To understand the advantages of annuities and why one should opt for them it is first essential to understand what and annuity is and the various types of annuities that one can select from. An annuity is basically an agreement or a contract that an individual has with an insurance company. The individual makes regular payments or a one-time payment and the insurance company assures him or her income in the future. Money is what ensures a secure lifestyle, thus, people want to invest their money in ways that will ensure that it grows and assures them of savings and security in the future and especially for their retirement. The various types of annuities include the following:
- Fixed Annuity: If you are looking for a regular income in the future then fixed annuity is a great option. It promises the investor of the principal amount and a minimum rate of interest. The individual is assured of basic amount of income along with the amount invested initially, as long as the insurance company is solvent. The insurance department of the state regulates fixed annuities.

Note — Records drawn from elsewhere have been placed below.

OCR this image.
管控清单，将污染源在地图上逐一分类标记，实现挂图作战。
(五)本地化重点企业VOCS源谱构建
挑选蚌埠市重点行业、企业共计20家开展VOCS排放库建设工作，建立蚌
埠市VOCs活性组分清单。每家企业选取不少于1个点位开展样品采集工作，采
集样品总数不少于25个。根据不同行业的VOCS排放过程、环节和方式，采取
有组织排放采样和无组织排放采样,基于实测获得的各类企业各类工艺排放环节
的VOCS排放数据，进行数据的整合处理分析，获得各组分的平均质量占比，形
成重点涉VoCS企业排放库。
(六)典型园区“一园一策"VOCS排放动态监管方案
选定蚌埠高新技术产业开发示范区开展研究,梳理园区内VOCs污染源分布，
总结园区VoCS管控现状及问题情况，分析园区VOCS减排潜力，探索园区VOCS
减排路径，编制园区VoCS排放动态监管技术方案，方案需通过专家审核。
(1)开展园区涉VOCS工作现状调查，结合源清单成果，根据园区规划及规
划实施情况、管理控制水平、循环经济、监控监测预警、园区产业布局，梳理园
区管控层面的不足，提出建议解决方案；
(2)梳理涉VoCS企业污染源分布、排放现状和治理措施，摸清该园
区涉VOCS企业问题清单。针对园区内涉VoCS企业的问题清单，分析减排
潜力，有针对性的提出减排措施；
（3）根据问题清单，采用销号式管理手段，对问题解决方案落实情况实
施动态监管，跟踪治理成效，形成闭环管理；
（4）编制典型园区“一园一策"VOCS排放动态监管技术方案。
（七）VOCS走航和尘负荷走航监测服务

- Equity-Indexed Annuity: A blend of the fixed annuity and the variable annuity the equity-indexed offers a minimum rate of interest such as the investor would gain in the a fixed annuity and it is also valued at the stock market.
- Deferred Annuity: For the individual who wishes to get his premium and income at a later date the deferred annuity is ideal.
- Variable Annuity: Variable annuities are dependent on the manner in which a company performs and also its status in the stock market. It is usually opted by those who are willing to take a certain amount of risk that goes with investing in the share market. A mutual fund is an example of variable annuity is the mutual fund. Variable annuities are regulated by both the state insurance departments and also the Federal Securities and exchange Commission.
- Market Value Adjusted Annuity: A market value adjusted annuity allows the individual to choose a time limit and rate of interest on the annuity. Furthermore it also allows the investor the choice of withdrawing his savings before the end of the set time period.
- Immediate Annuity: An immediate annuity is characterised by the fact that soon after the premium is paid the investor begins to receive income from the annuity.
- Fixed Period Annuity: As the name suggests a fixed period annuity is for a fixed or determined time frame and is not linked in any manner to the age of the investor. It is guided by the amount of money invested and the time period.
- Lifetime Annuity: For those looking for income for a lifetime the lifetime annuity offers just that.
Advantages of Annuities
The goal of most investors is to get a good rate of interest on their money whilst ensuring its security. Annuities are widely chosen by investors due to two basic reasons. Firstly tax is deferred on the savings until it is withdrawn and secondly it provides security and assures of income in the future. Furthermore there are usually no limits on the amount of money that an individual can invest in annuities. There are many annuities, which offer various features, and thus an individual can select an annuity that best suits his or her needs and requirements. There is no set age limit after which you have to begin receiving income from the annuities. In fact annuities provide investors the freedom to decide if they want regular income or would like a one-time payment at a later date. Even after the investor dies the beneficiary will continue to receive income from the annuity.